The legal institutions of overt racism in the United States have been eliminated, but social surveys and investigations of social institutions confirm the continuing significance of race and the enduring presence of negative racial attitudes. This shift from codified and explicit racism to more subtle forms comes at a time when the very boundaries of race and ethnicity are being reshaped by immigration and a rising recognition that old systems of racial classification inadequately capture a diverse America. In The Changing Terrain of Race and Ethnicity, editors Maria Krysan and Amanda Lewis bring together leading scholars of racial dynamics to study the evolution of America’s racial problem and its consequences for race relations in the future.
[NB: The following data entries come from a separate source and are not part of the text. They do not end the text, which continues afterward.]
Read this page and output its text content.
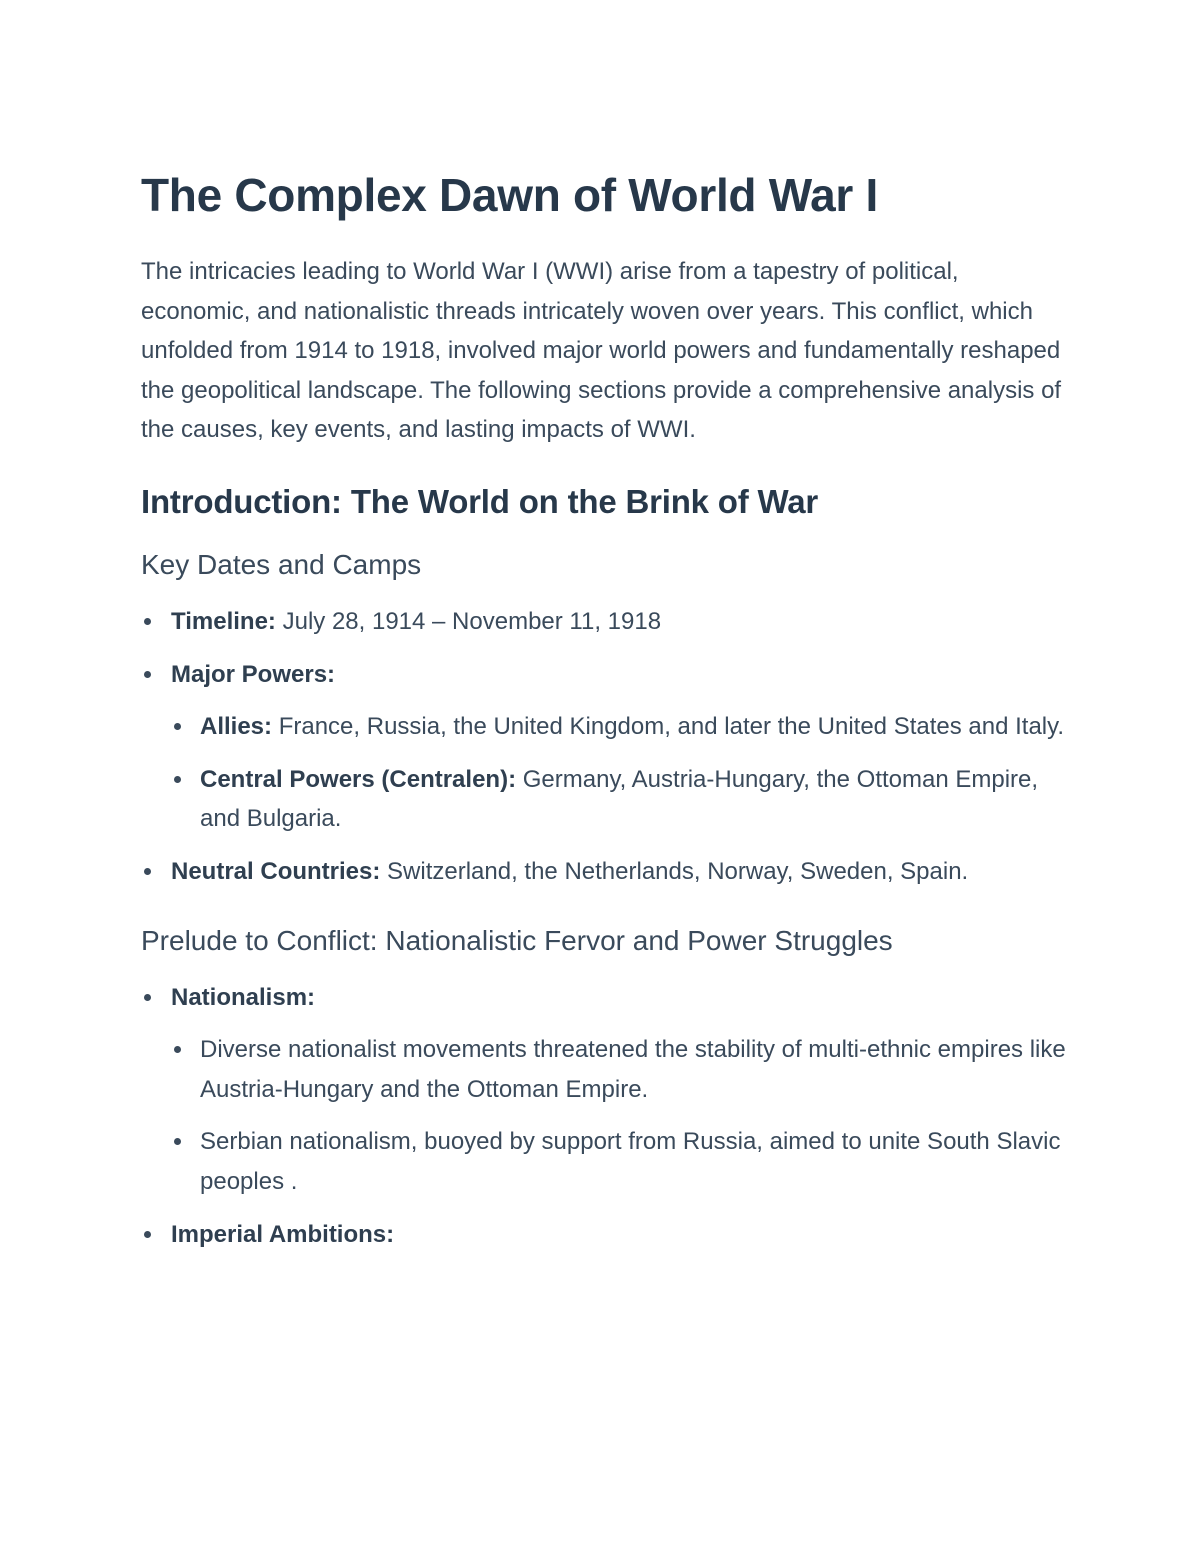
The Complex Dawn of World War I

The intricacies leading to World War I (WWI) arise from a tapestry of political, economic, and nationalistic threads intricately woven over years. This conflict, which unfolded from 1914 to 1918, involved major world powers and fundamentally reshaped the geopolitical landscape. The following sections provide a comprehensive analysis of the causes, key events, and lasting impacts of WWI.

Introduction: The World on the Brink of War
Key Dates and Camps
Timeline: July 28, 1914 – November 11, 1918
Major Powers:
Allies: France, Russia, the United Kingdom, and later the United States and Italy.
Central Powers (Centralen): Germany, Austria-Hungary, the Ottoman Empire, and Bulgaria.
Neutral Countries: Switzerland, the Netherlands, Norway, Sweden, Spain.
Prelude to Conflict: Nationalistic Fervor and Power Struggles
Nationalism:
Diverse nationalist movements threatened the stability of multi-ethnic empires like Austria-Hungary and the Ottoman Empire.
Serbian nationalism, buoyed by support from Russia, aimed to unite South Slavic peoples .
Imperial Ambitions:
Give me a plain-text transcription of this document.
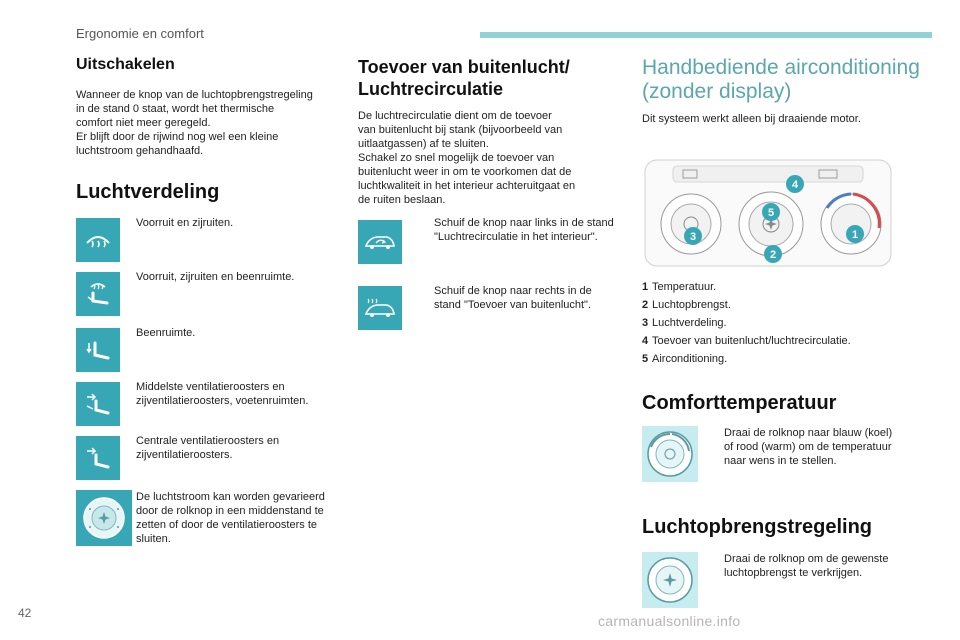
Ergonomie en comfort
Uitschakelen
Wanneer de knop van de luchtopbrengstregeling
in de stand 0 staat, wordt het thermische
comfort niet meer geregeld.
Er blijft door de rijwind nog wel een kleine
luchtstroom gehandhaafd.
Luchtverdeling
Voorruit en zijruiten.
Voorruit, zijruiten en beenruimte.
Beenruimte.
Middelste ventilatieroosters en zijventilatieroosters, voetenruimten.
Centrale ventilatieroosters en zijventilatieroosters.
De luchtstroom kan worden gevarieerd door de rolknop in een middenstand te zetten of door de ventilatieroosters te sluiten.
Toevoer van buitenlucht/
Luchtrecirculatie
De luchtrecirculatie dient om de toevoer
van buitenlucht bij stank (bijvoorbeeld van
uitlaatgassen) af te sluiten.
Schakel zo snel mogelijk de toevoer van
buitenlucht weer in om te voorkomen dat de
luchtkwaliteit in het interieur achteruitgaat en
de ruiten beslaan.
Schuif de knop naar links in de stand "Luchtrecirculatie in het interieur".
Schuif de knop naar rechts in de stand "Toevoer van buitenlucht".
Handbediende airconditioning
(zonder display)
Dit systeem werkt alleen bij draaiende motor.
4
5
3
2
1
1 Temperatuur.
2 Luchtopbrengst.
3 Luchtverdeling.
4 Toevoer van buitenlucht/luchtrecirculatie.
5 Airconditioning.
Comforttemperatuur
Draai de rolknop naar blauw (koel) of rood (warm) om de temperatuur naar wens in te stellen.
Luchtopbrengstregeling
Draai de rolknop om de gewenste luchtopbrengst te verkrijgen.
42	carmanualsonline.info
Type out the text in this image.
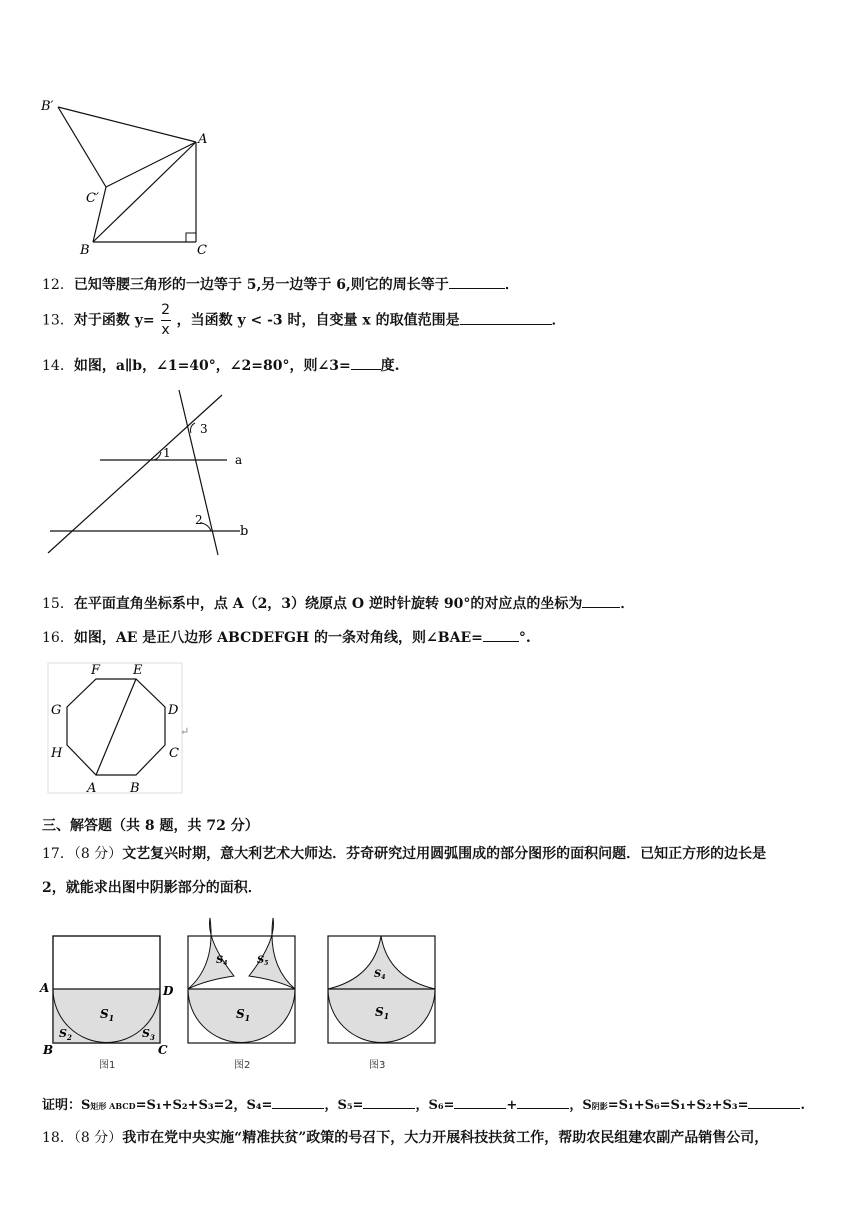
B′
A
C′
B	C
12．已知等腰三角形的一边等于 5,另一边等于 6,则它的周长等于	．
13．对于函数 $y= \frac{2}{x}$ ，当函数 y < -3 时，自变量 x 的取值范围是	．
14．如图，a∥b，∠1=40°，∠2=80°，则∠3= 度.
3
1	a
2
b
15．在平面直角坐标系中，点 A（2，3）绕原点 O 逆时针旋转 90°的对应点的坐标为	．
16．如图，AE 是正八边形 ABCDEFGH 的一条对角线，则∠BAE=	°.
F	E
G	D
H	C
A	B
↵
三、解答题（共 8 题，共 72 分）
17．（8 分）文艺复兴时期，意大利艺术大师达．芬奇研究过用圆弧围成的部分图形的面积问题．已知正方形的边长是
2，就能求出图中阴影部分的面积．
A	D
B	C
$S_1$
$S_2$	$S_3$
图1
$S_4$	$S_5$
$S_1$
图2
$S_4$
$S_1$
图3
证明：S矩形 ABCD=S₁+S₂+S₃=2，S₄=	，S₅=	，S₆=	+	，S阴影=S₁+S₆=S₁+S₂+S₃=	.
18．（8 分）我市在党中央实施“精准扶贫”政策的号召下，大力开展科技扶贫工作，帮助农民组建农副产品销售公司，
The Changing Terrain of Race and Ethnicity opens by attempting to answer a puzzling question: how is it that so many whites think racism is no longer a problem but so many nonwhites disagree? Sociologist Lawrence Bobo contends that whites exhibit what he calls “laissez faire racism,” which ignores historical and structural contributions to racial inequality and does nothing to remedy the injustices of the status quo. Tyrone Forman makes a similar case in his chapter, contending that an emphasis on “color blindness” allows whites to be comforted by the idea that all races are on a level playing field, while not recognizing the advantages they themselves have reaped from years of inequality. The book then moves to a discussion of the new ways that Americans view race. Eduardo Bonilla-Silva and Karen Glover argue that the United States is moving from a black-white divide to a tripartite system, where certain light-skinned, non-threatening minority groups are considered “honorary whites.” The book’s final section reexamines the theoretical underpinnings of scholarship on race and ethnicity. Joe Feagin argues that research on racism focuses too heavily on how racial boundaries are formed and needs to concentrate more on how those boundaries are used to maintain privileges for certain groups at the expense of others. Manning Marable contends that racism should be addressed at an institutional level to see the prevalence of “structural racism”—deeply entrenched patterns of inequality that are coded by race and justified by stereotypes.
The Changing Terrain of Race and Ethnicity provides an in-depth view of racism in modern America, which may be less conspicuous but not necessarily less destructive than its predecessor, Jim Crow. The book’s rich analysis and theoretical insight shed light on how, despite many efforts to end America’s historic racial problem, it has evolved and persisted into the 21st century.